For Saha, the ideal partner profile is clear. He wants contrast, not duplication. He wants Sesko to have his own Olivier Giroud.

“I would prefer someone like, I don’t know if I’m saying something crazy, but Kylian Mbappe, or someone that style,” he said. “Where you have someone who’s a bit more like Olivier Giroud for Kylian Mbappe, and you have someone who can circulate around.

This type of player, this is where Manchester United have always been dangerous. You have Dwight Yorke, who ran around Andy Cole, someone around Ruud van Nistelrooy, and this always worked. Whatever formation, whatever era, this formula works.

History backs him up. United’s greatest forward lines rarely featured two similar strikers. They paired a reference point with a runner, a finisher with a roamer. Cole and Yorke. Van Nistelrooy with a buzzing partner. Variety unsettled defences. Movement created chaos.

Carrick’s challenge is to recreate that chemistry in a modern context while addressing other weaknesses across the squad. United are not short of funds heading into the summer window, and they do not need to trawl the free-agent market out of desperation. Yet the idea of landing Lewandowski for nothing, then diverting the bulk of the budget into midfield reinforcements and other problem areas, carries obvious appeal.

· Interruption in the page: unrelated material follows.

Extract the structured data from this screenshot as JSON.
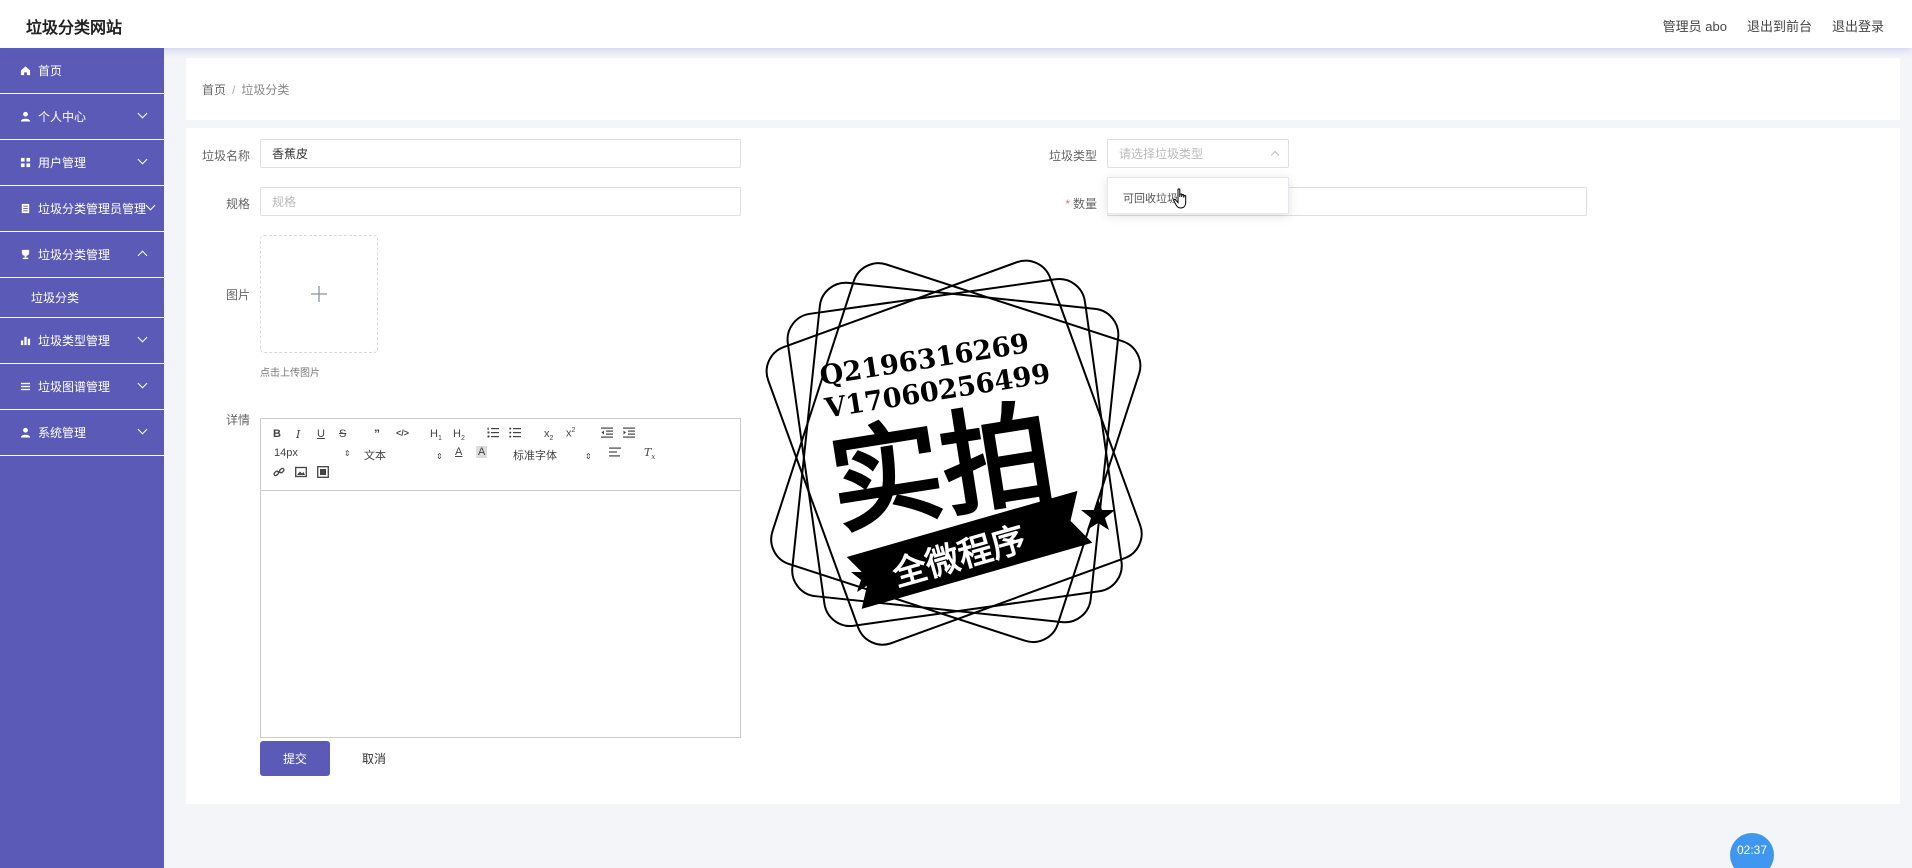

There is also the classroom element. A striker who has mastered the art of goalscoring at the highest level could accelerate Sesko’s development, pass on the nuances of movement, timing and composure that no training drill can fully teach. If that saves United from having to spend another fortune on a “ready-made No.9” in two or three years, the deal becomes more than just a short-term gamble.

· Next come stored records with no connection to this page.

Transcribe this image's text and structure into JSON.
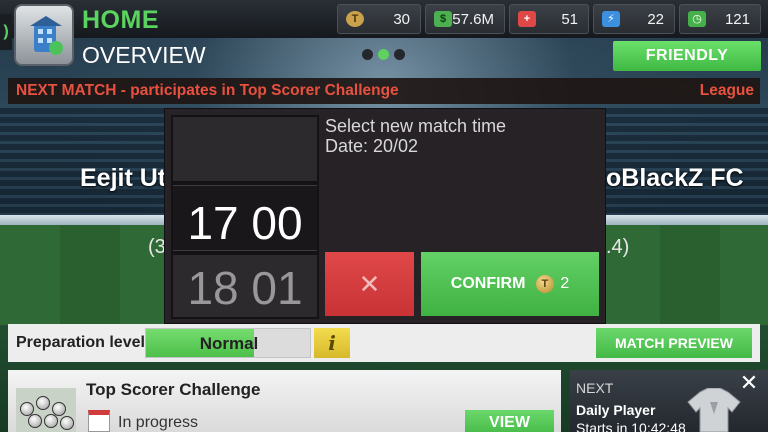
{
  "header": {
    "home_title": "HOME",
    "overview_title": "OVERVIEW",
    "left_tab_glyph": ")",
    "stats": [
      {
        "icon": "token-coin-icon",
        "value": "30",
        "color": "#c9a24b"
      },
      {
        "icon": "cash-icon",
        "value": "57.6M",
        "color": "#4caf50"
      },
      {
        "icon": "medical-cross-icon",
        "value": "51",
        "color": "#e04848"
      },
      {
        "icon": "energy-bolt-icon",
        "value": "22",
        "color": "#3d8fe0"
      },
      {
        "icon": "clock-icon",
        "value": "121",
        "color": "#46b04a"
      }
    ],
    "pager_dots": 3,
    "pager_active": 1,
    "friendly_label": "FRIENDLY"
  },
  "next_match": {
    "label": "NEXT MATCH - participates in Top Scorer Challenge",
    "competition": "League",
    "home_team": "Eejit Ut",
    "away_team": "oBlackZ FC",
    "home_rating": "(3",
    "away_rating": ".4)"
  },
  "modal": {
    "title": "Select new match time",
    "date": "Date: 20/02",
    "selected_time": "17 00",
    "next_time": "18 01",
    "cancel_glyph": "✕",
    "confirm_label": "CONFIRM",
    "confirm_cost": "2"
  },
  "preparation": {
    "label": "Preparation level:",
    "value": "Normal",
    "level_fraction": 0.66,
    "info_glyph": "i",
    "preview_label": "MATCH PREVIEW"
  },
  "challenge_card": {
    "title": "Top Scorer Challenge",
    "status": "In progress",
    "view_label": "VIEW"
  },
  "next_card": {
    "label": "NEXT",
    "name": "Daily Player",
    "time": "Starts in 10:42:48",
    "close_glyph": "✕"
  },
  "colors": {
    "accent_green": "#5bd35f",
    "alert_red": "#e8513f"
  }
}
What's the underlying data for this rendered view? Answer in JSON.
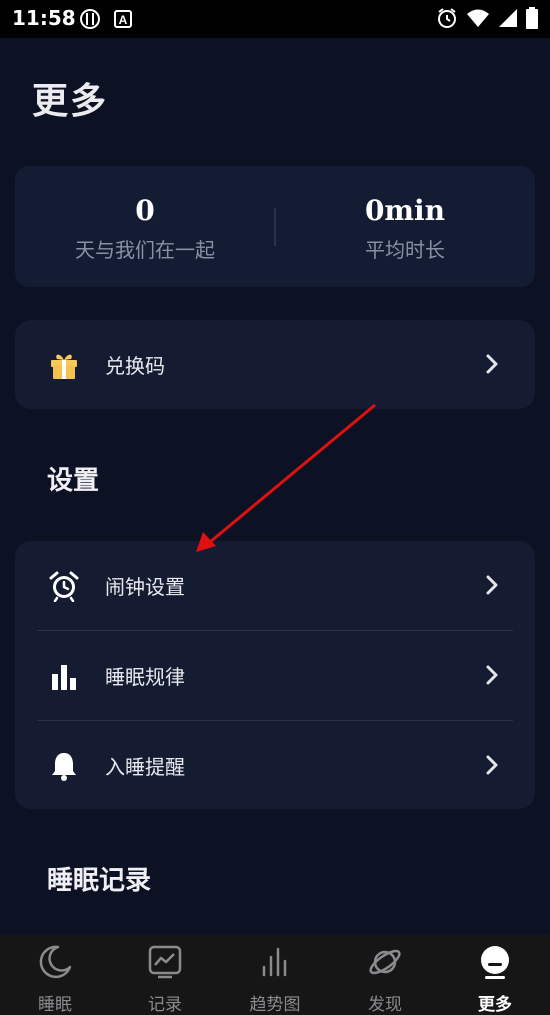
{
  "status_bar": {
    "time": "11:58",
    "colors": {
      "background": "#000000",
      "text": "#ffffff"
    }
  },
  "header": {
    "title": "更多"
  },
  "stats": {
    "days_value": "0",
    "days_label": "天与我们在一起",
    "avg_value": "0min",
    "avg_label": "平均时长"
  },
  "redeem": {
    "label": "兑换码",
    "icon": "gift-icon"
  },
  "settings": {
    "title": "设置",
    "items": [
      {
        "label": "闹钟设置",
        "icon": "alarm-clock-icon"
      },
      {
        "label": "睡眠规律",
        "icon": "bar-chart-icon"
      },
      {
        "label": "入睡提醒",
        "icon": "bell-icon"
      }
    ]
  },
  "sleep_records": {
    "title": "睡眠记录"
  },
  "tabs": [
    {
      "label": "睡眠",
      "icon": "moon-icon",
      "active": false
    },
    {
      "label": "记录",
      "icon": "chart-record-icon",
      "active": false
    },
    {
      "label": "趋势图",
      "icon": "trend-bars-icon",
      "active": false
    },
    {
      "label": "发现",
      "icon": "planet-icon",
      "active": false
    },
    {
      "label": "更多",
      "icon": "more-profile-icon",
      "active": true
    }
  ],
  "colors": {
    "background": "#0c1224",
    "card": "#151b31",
    "accent_gift": "#f2c14e",
    "annotation": "#e01010",
    "tab_bar": "#161616"
  }
}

So the decision at Old Trafford is not simply about whether Lewandowski still scores enough, runs enough or lasts long enough. It cuts deeper. Do United want a symbolic statement or a structural fit? A legend for now, or a partner tailored to Sesko’s rise?

The window opens on June 15. The money is there. The need for goals, leadership and European know-how is obvious.

The question is whether the Theatre of Dreams is ready for one last great act from a Champions League heavyweight, or whether Carrick turns instead to a different kind of forward to shape United’s next attacking era.